Summary: A look at God's wrath... as seen in the Old Testament,... yet... not in the nromal manner
Concordia Lutheran Church
Pentecost 13 August 15, 2010
His Presence Provides Hope
† IN JESUS NAME †
20 …may the God of peace— who brought up from the dead our Lord Jesus, the great Shepherd of the sheep, and ratified an eternal covenant with his blood— 21 may he equip you with all you need for doing his will. May he produce in you, through the power of Jesus Christ, every good thing that is pleasing to Him. All glory to him forever and ever! Amen! Hebrews 13:20-21 (NLT)
This is the Gospel of the Lord?
Every sermon I preach ends with a paraphrase of Paul’s words to the church of Philippi, - may the peace of God which passes all understanding guard your hearts and minds. I try to tie that peace, the incredible shalom-peace, that can found in the passages of the day,
It is a challenge today. Is there a gospel message, a message of good news of God’s love and mercy, actually found in the gospel, where Jesus indicates that He has not come to create peace, but to cause division? What about the reading from the Epistle to the Hebrews? Where we look at Abraham, and Moses, and the harlot Rahab, and see their stories, the incredible amount of trust they have in God our Father, which enabled them and so many others to endure stresses and challenges and trials. Does God really expect us here in Concordia to have faith that measures up to that of those heroes of the faith? Actually – yeah.
The challenge of finding the gospel, the good news is most dramatic in the Old Testament reading, for there we find the prophets preaching “It is well,” literally – there is God’s peace! God will label those men false prophets, liars, those that rush about as if they are His messengers with His important message, and yet they never bothered to check with Him! And yet this message of peace sound so good!
Hopeless and Hidden from sight?
To those who are God’s people, Jeremiah is told by God to issue the following instructions – don’t listen to them, what they proclaim is false, and is meaningless and vain! It’s not a message they got from God, it is one that ignores the plans they would know, if they had they would have known to avoid the approaching storm!
Instead of heeding God’s word, and instead of understanding His intent with the approaching storm of God’s wrath, these prophets were telling people everything was fine, that they were dwelling in God’s peace. The tragedy is that there wasn’t peace, for the people who God called by His own name weren’t listening to His message, but a message that allowed them to do whatever their hearts said was right. Remember, this passage isn’t talking about the gentiles, about the Canaanites not following God, it’s talking about the people of God, the ones which He rescued, the ones who had sworn to follow Him.
That’s the problem too often in the church. We look at the world around us, and all the “fun” they are having, and we want it too.
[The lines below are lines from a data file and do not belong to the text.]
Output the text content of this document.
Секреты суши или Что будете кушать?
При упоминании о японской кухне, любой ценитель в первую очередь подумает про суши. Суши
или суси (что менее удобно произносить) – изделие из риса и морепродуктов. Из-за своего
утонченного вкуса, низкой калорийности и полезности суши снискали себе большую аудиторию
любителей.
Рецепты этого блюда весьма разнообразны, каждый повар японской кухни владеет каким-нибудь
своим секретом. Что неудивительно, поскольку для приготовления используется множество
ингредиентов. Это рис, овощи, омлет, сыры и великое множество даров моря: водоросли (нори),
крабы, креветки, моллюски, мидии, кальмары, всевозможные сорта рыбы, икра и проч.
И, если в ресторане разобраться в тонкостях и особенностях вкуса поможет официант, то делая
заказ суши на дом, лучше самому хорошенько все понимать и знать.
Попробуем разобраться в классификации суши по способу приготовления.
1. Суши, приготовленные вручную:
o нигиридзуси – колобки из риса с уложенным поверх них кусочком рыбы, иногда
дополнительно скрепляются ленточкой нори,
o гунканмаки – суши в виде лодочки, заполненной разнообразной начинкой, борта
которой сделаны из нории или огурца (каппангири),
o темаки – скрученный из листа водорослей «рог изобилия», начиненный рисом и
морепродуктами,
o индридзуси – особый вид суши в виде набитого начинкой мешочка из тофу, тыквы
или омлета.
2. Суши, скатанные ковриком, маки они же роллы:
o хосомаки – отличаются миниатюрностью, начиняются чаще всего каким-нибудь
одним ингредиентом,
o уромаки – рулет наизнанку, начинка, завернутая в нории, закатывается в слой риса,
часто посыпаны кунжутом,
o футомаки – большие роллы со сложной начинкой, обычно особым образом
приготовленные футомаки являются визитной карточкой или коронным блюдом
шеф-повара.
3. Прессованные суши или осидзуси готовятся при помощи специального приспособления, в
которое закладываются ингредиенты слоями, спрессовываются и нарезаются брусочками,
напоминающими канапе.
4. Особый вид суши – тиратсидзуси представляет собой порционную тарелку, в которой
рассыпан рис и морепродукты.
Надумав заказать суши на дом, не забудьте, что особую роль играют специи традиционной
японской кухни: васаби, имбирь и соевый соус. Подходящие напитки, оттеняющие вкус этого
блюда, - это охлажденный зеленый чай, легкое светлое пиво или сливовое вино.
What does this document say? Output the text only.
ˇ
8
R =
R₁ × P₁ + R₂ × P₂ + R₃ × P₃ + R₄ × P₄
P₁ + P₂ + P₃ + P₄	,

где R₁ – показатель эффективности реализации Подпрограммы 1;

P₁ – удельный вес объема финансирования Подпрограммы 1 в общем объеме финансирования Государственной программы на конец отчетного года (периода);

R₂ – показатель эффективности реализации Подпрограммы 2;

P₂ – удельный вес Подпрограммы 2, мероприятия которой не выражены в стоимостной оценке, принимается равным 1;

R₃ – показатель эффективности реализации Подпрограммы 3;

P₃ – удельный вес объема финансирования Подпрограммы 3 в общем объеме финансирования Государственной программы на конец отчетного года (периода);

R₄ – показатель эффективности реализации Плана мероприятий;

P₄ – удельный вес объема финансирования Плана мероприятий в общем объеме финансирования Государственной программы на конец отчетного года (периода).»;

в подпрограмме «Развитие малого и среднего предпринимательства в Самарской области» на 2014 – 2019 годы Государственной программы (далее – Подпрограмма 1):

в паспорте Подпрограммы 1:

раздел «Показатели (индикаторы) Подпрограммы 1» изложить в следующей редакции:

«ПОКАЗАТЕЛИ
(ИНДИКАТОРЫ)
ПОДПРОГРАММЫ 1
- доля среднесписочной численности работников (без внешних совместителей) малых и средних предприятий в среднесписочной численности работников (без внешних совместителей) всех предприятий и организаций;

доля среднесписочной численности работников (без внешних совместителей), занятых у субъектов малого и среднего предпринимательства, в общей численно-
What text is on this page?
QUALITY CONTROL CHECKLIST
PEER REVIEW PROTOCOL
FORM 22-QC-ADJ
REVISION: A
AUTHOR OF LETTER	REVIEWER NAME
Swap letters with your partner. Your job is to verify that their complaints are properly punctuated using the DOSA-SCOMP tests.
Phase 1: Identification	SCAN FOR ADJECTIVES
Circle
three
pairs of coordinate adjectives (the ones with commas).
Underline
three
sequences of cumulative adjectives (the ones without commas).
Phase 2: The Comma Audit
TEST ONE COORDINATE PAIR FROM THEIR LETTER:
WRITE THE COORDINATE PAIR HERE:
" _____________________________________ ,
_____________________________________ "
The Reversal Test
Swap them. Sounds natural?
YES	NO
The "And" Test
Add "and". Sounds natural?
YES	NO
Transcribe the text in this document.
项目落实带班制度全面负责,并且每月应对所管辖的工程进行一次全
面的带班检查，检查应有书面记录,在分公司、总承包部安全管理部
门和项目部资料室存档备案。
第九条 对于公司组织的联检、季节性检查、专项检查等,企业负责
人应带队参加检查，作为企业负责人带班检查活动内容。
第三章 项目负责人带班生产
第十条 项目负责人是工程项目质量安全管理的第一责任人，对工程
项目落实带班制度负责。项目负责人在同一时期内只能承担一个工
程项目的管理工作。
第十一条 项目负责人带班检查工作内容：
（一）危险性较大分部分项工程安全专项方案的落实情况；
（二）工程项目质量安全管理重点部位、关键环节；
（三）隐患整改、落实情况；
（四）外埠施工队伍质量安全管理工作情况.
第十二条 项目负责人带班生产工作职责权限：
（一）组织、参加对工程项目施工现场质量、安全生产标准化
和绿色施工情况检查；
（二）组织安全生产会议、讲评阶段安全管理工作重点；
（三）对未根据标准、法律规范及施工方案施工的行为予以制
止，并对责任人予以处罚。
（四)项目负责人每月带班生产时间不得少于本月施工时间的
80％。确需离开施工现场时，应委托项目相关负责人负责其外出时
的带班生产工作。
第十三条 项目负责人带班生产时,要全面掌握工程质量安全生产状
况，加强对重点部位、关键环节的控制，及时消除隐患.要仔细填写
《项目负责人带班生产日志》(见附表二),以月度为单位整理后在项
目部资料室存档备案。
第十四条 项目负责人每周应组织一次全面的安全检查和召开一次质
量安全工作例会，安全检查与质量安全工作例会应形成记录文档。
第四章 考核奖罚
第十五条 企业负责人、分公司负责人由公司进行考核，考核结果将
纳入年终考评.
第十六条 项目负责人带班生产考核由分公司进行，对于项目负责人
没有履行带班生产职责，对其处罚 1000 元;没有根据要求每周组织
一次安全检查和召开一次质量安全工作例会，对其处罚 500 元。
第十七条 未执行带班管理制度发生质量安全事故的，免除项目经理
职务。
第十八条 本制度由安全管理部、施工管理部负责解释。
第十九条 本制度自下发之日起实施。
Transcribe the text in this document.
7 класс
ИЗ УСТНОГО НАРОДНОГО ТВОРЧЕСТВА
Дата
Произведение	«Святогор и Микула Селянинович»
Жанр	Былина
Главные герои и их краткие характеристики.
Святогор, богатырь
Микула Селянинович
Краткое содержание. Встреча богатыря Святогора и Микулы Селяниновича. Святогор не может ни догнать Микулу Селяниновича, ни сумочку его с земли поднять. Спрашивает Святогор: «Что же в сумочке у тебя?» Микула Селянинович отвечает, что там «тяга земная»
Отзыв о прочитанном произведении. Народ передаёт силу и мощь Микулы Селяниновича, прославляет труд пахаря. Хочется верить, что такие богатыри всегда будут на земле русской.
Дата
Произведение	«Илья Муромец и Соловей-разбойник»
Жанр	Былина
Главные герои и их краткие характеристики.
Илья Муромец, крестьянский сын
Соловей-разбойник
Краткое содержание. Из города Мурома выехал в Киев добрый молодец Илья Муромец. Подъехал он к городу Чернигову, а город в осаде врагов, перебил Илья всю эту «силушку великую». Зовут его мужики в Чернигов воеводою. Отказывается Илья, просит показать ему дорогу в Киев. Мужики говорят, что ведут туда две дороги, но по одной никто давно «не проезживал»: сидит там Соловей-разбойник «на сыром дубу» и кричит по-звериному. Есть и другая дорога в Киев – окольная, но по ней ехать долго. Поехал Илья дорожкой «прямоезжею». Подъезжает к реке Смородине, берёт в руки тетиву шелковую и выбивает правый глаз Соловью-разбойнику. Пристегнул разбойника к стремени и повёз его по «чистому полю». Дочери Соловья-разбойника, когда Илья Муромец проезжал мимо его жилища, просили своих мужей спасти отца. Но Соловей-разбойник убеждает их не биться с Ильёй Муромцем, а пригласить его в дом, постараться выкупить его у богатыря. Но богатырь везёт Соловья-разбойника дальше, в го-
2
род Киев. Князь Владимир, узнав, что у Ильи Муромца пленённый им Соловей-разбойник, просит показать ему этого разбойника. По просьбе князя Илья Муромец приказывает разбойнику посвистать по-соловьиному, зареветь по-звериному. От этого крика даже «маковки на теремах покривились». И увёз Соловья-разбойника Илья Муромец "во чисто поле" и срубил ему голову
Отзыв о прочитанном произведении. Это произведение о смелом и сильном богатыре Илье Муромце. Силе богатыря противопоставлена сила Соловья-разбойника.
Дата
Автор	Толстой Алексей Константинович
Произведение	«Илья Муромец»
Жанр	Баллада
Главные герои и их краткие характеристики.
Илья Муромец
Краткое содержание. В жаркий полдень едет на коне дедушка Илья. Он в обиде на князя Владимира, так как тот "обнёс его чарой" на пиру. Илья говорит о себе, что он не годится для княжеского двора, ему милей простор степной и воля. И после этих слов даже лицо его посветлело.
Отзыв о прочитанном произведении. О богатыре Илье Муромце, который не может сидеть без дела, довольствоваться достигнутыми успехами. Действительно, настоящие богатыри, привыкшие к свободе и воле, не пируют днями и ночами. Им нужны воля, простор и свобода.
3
So we look to those who show us how to be the perfect employee, the best spouse, the perfect parents with the life that is set in a model home, with the perfect vacations, and the perfect church. Last week, we heard from Solomon in the readings, and that such a life was vain, and empty when truly examined. So why do we buy into the deceit of our heart? Why do we chase after pleasure, ignoring the framework of God’s plan? Why do we complicate our lives with the stress and then challenge of realizing our expectations are not ever going to met? Eventually, this results in forgetting God our Father, and replacing Him with some god or thing which we trust in, instead of God.